Seçim öncesinde güvenlik bakanı olarak görev yapan Tom Tugendhat seçim kampanyası sırasında parti liderliğine adaylığını koymayı defalarca reddetti. Liz Truss’a karşı liderlik yarışını kaybetmişti 51 yaşındaki Tobridge. Öncesinde kendini “Brexit anlaşmazlığında köprü” olarak sunmuştu. Ordu geçmişi olan Tugendhat partinin merkez kanadında yer alıyor. Bu da sağa daha yatkın üyeler için sorun yaratıyor. Brexit referandumu sırasında Avrupa Birliği’nde kalma yönünde oy kullanan Tugendhat NATO’nun 2021’de Afganistan’dan çekilmesini de epeyce eleştirmişti.
Seçim öncesi sağlık bakanı olarak görev yapan Victoria Atkins liderlik yarışına katılıp katılmama konusunda net tavur sergilemedi ama adayların kampanyalarını başlatması için daha çok erken olduğunu söyledi. BBC’nin Sunday With Laura Kuenssberg programında konuşan Kuenssberg “Bu hafta sonu konuşulacak şey liderlik değil” dedi.
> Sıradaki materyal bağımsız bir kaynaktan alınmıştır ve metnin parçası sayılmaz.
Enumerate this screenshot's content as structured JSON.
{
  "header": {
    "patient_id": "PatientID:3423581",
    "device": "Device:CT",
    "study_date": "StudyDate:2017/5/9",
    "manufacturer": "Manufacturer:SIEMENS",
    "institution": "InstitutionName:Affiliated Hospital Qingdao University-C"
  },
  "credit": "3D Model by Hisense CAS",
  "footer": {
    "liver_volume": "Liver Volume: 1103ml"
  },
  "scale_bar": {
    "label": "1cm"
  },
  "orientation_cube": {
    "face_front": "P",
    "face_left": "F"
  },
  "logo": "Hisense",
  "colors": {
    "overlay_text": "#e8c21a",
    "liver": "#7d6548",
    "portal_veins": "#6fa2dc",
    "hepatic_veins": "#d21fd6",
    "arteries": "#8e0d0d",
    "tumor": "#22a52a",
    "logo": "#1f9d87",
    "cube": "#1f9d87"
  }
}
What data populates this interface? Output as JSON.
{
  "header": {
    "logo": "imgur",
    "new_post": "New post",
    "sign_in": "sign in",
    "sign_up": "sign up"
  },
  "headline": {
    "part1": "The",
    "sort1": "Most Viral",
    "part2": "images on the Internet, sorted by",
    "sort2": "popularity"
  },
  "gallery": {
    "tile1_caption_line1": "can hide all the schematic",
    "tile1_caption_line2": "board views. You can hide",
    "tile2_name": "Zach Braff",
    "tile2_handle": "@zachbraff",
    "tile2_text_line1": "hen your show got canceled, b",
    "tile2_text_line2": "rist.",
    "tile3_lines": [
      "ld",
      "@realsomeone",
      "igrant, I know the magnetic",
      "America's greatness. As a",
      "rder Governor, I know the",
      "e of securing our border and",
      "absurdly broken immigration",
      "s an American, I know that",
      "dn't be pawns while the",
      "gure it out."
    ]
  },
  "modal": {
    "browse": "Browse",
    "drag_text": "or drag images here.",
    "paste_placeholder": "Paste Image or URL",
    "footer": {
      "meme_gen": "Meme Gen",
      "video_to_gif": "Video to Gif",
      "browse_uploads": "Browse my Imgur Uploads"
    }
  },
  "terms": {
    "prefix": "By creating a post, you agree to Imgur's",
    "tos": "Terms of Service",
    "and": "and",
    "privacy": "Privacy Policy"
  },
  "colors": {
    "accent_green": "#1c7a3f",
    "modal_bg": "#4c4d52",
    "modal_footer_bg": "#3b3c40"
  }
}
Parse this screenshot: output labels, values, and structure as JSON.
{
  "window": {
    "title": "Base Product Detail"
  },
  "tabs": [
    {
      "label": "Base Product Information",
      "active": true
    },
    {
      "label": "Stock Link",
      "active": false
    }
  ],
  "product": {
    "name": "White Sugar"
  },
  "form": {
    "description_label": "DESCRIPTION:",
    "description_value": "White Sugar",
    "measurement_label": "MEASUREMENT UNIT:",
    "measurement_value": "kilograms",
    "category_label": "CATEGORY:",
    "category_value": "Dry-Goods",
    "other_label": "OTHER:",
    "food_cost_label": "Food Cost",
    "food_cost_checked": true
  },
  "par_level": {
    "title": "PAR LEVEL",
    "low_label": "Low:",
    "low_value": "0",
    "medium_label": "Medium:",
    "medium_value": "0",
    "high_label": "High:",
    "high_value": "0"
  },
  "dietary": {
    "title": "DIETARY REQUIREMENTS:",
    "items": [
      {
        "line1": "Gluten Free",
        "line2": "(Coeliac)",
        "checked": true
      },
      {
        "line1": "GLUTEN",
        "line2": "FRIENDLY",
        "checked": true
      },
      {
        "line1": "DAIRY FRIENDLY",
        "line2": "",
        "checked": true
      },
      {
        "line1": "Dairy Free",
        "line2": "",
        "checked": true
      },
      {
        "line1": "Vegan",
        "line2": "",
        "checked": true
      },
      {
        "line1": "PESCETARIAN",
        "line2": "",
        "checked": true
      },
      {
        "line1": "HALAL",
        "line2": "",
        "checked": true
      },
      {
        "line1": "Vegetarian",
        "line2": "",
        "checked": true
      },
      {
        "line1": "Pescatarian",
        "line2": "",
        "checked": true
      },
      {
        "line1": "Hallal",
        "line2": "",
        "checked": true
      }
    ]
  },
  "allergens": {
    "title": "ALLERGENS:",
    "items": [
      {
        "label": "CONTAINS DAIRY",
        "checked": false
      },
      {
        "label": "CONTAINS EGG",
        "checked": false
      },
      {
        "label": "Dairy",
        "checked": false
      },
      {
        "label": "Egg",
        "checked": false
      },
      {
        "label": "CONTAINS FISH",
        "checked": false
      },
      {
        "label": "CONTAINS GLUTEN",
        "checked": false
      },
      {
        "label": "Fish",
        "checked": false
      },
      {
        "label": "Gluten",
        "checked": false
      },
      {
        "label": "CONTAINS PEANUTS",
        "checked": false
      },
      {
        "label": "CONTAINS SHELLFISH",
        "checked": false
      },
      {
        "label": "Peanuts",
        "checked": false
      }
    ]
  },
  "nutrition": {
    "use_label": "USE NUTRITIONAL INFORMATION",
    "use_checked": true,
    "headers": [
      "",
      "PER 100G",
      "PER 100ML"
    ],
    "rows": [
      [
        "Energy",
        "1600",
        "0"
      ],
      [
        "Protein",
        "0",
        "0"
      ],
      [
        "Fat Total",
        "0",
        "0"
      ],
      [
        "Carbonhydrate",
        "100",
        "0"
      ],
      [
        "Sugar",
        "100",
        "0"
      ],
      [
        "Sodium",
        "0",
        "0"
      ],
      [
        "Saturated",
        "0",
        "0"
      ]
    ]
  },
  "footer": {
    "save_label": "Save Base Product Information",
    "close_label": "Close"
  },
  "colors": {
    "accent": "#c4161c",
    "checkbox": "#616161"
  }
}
Sağlık bakanı olarak kabinede geçirdiği altı aylık süreç nedeniyle partinin ılımlı kanadının potansiyel adayı olarak öne çıkıyor Atkins.
Eski Göç Bakanı Robert Jenrick partinin halka verdiği sözleri yerine getiremediği için seçimin “yıkıcı” geçtiğini söyledi, ama liderliğe adaylığına koyup koymayacağı konusunda konuşmayı şimdilik reddediyor. BBC’ye “Partinin atması gereken ilk adım neyin yanlış gittiğini şapkasını önüne koyup saptamak” dedi. Geçen yıl hükümetin Ruanda planında yeterince ilerleme kaydetmediğini gerekçe göstererek göç bakanlığı görevinden istifa eden Jenrick planı felç eden yasal sorunları çözmek için “daha güçlü önlemlere ihtiyaç olduğunu” söylemişti.